1 trail center wy. elko, Nevada
Taking Highway 80 east from Elko, an off-ramp at exit 292 leads to the California Trail Interpretive Center. The location of the Center is particularly poignant to the history it represents. The California Trail was a network of trails, cutoffs and passes that lead people west to California. From 1841–1869, over a quarter million people crossed the country with hopes of obtaining wealth, land, and freedom. What was then the Truckee Route of the Trail is now Highway 80. From the Center’s courtyard, the viewshed includes the highway set against a landscape that was once considered formidable. Vehicles now easily move across it, with the impact of the surrounding mountain ranges barely recognizable through their windows.

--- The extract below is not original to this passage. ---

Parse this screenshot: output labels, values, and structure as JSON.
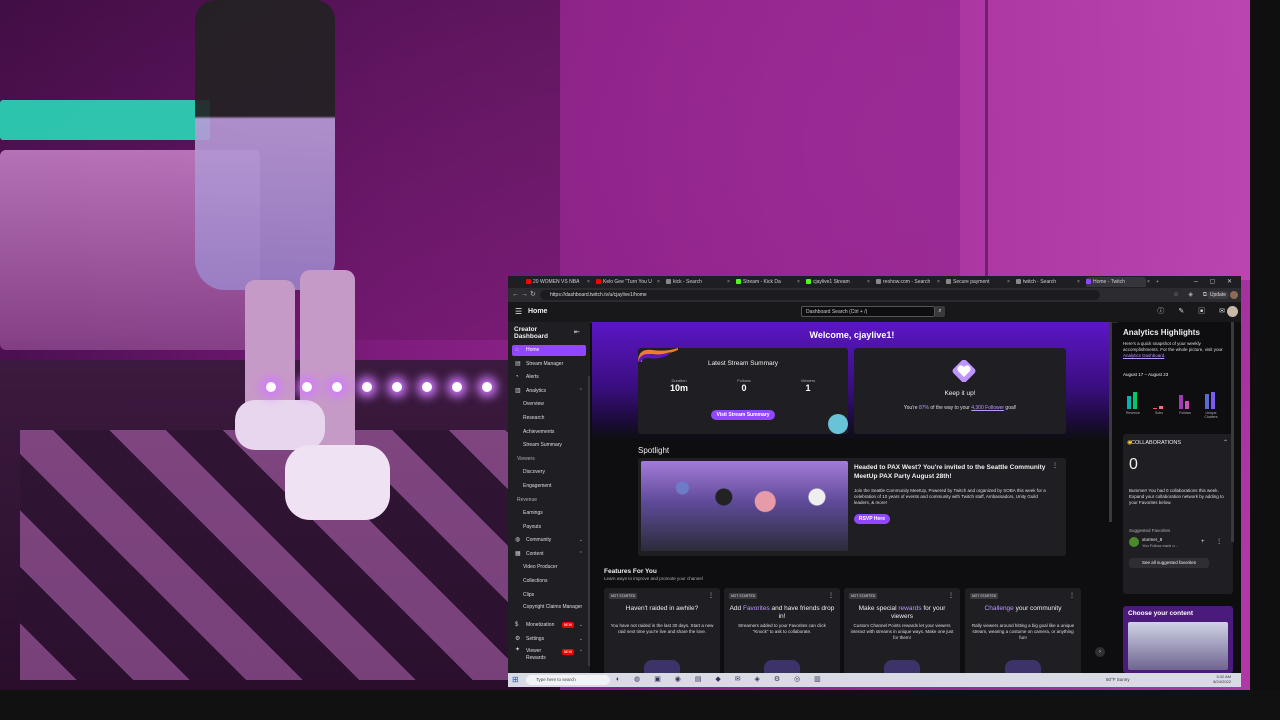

In the Center’s plaza, you can look through a staged covered wagon and catch passing semis. Trails follow rivers, and roads pave over trails. These lines of migration get traced and retraced over centuries. Without the challenges of facing the Great Basin desert or the Sierra Nevada mountains, transcontinental mobility is different. There are few reminders of risk and even fewer feats of pride in its formidability. The view through the wagon’s bonnet onto the highway condenses time in a way that only seems possible via the stage of a museum— a place where artifacts get pushed up against the present.

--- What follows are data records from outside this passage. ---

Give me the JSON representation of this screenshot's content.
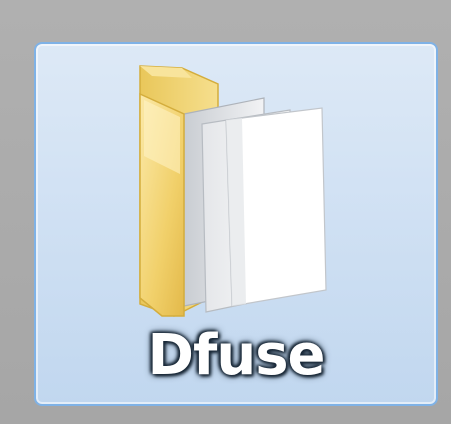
{
  "desktop": {
    "items": [
      {
        "label": "Dfuse",
        "icon": "folder-icon",
        "selected": true
      }
    ]
  },
  "colors": {
    "selection_border": "#7fb2e6",
    "selection_fill": "#cfe0f3",
    "folder_yellow": "#f2d675",
    "desktop_bg": "#a8a8a8"
  }
}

Inside the museum is a wealth of information and exhibits. For a native Nevadan, the histories are familiar ones that have been encountered from elementary school on. It’s all so ubiquitous, that it’s almost irrelevant. What rises above the cries of mines and Manifest Destiny are the exhibits point a finger at groups that the history of the West has glossed over, Native Americans, African Americans, Chinese and women. From the selection of books in the gift store to the dioramas, there clearly is a concerted effort made to remind visitors that more than just white males endured hardship in hopes of a better life. This tone is set even before entering the museum. At the entrance to the plaza is a sculpture of a Native American woman carrying a basket in her hands and a child on her back. She quietly conveys that the women, the mothers and the native tribes as whole communities deserve a larger chapter in this history.
From the plaza to the exhibit, the museum is a celebration of perseverance and struggle, but that celebration is wrapped in a veneer. All of the corners are squared up and the edges polished. The sophistication of the exhibits benefits the visitors by offering multi-sensory and engaging information. What is lost is the idiosyncratic nature of a space that has come together over generations. The Center is a clean summary of historical facts that lack a human touch. It is a place for learning and not necessarily discovery. There is no room for the visitor to make inferences, catch the seams or fill in the blanks. Some of the allure of small town museums is that they promote and evoke exploration. They force the visitor to piece together a narrative, using logic, lore or research. There are spaces in between the recorded and the inferred.